Il 2021 è un anno che segna una ricorrenza fondamentale nella storia della Confraternita di Misericordia di Porto Santo Stefano. Venne fondata esattamente 280 anni fa, il 23 luglio del 1741.

Nacque per “prestare umilissimo omaggio al Divinissimo Sacramento, tanto nelle Processioni, quanto…nel Santo Viatico all´infermo“. L´attività della Confraternita dunque si fondava sul sentimento religioso e sulla fede di un popolo semplice e genuino, nei primi anni della sua storia. Il paese infatti contava 200 abitanti appena.

Nel 1856 la Compagnia del SS. Sacramento venne associata a quella della Misericordia, che riservava la sua opera per il trasporto dei defunti proprio a causa di un’epidemia. Nel 1855 infatti “Era giunta nel nostro porto un´imbarcazione con a bordo un marinaio che aveva contratto il colera… l´infezione diventò presto epidemica causando molte vittime. Solo a Porto Santo Stefano ne ebbe a mietere 204 su una popolazione di 3000 persone“.

La Confraternita, nata con il popolo santostefanese, continua ancora oggi a prestare servizio per la sua comunità. E sono molti che nei secoli hanno seguito le orme dei primi ‘confratelli’ con sempre crescente dedizione.

E non possiamo oggi celebrare questa data nel modo più degno, ovviamente nel rispetto delle normative anti anti Covid.

Si inizierà proprio venerdì 23 luglio, giorno della fondazione, con una Santa Messa celebrata dal vescovo diocesano, monsignor Giovanni Roncari, nella chiesa di Santo Stefano, alle 18.30, seguita dalla benedizione e dall’apertura dei locali della ex farmacia del corso che la Confraternita userà come sala multimediale per le sue attività.

Ma i festeggiamenti si prolungheranno fino al 2022 con tante iniziative già in programma e che saranno pubblicizzate nei prossimi giorni. Il primo evento non poteva non essere una mostra fotografica per raccontare la sua storia e un concorso letterario riservato alle scuole. Altre iniziative faranno da cornice a questo anno.

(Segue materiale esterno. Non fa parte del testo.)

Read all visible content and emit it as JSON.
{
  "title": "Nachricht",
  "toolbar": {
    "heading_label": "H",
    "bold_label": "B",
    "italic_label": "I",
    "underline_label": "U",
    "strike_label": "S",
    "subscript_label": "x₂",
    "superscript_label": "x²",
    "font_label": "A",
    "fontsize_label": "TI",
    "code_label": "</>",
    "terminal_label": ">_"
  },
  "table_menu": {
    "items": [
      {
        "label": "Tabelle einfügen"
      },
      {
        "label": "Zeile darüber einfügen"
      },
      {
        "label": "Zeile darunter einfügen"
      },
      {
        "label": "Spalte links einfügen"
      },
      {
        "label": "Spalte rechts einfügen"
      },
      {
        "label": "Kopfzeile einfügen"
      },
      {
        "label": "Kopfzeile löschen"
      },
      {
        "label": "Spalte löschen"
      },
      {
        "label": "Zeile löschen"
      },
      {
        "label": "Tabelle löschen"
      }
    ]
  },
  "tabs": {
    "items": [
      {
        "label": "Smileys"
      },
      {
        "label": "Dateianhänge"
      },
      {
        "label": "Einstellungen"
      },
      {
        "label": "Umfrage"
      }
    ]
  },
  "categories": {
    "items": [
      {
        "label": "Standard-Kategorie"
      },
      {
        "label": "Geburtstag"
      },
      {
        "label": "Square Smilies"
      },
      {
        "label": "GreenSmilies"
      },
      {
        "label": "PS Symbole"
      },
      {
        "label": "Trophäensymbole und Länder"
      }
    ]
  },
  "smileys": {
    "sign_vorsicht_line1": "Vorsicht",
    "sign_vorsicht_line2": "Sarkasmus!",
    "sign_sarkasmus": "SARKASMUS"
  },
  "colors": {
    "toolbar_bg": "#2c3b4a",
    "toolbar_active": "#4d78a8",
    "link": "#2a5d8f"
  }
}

Da quel 1741 tanta acqua ne è passata sotto i ponti e la Confraternita di Porto Santo Stefano è riuscita a fornire tanti altri servizi. “Oggi – commenta il governatore Roberto Cerulli –, anche se il soccorso resta l’attività primaria con ottime risorse di uomini e mezzi, siamo in grado di supportare le persone bisognose con distribuzione di generi di prima necessità, nei trasporti sociali per chi ha bisogno di spostarsi per terapie, nelle iniziative di incontro o in eventi di protezione civile e tanto altro ancora. Rispetto a questo abbiamo sempre bisogno del sostegno dei nostri concittadini che, devo ammettere, non è mai mancato”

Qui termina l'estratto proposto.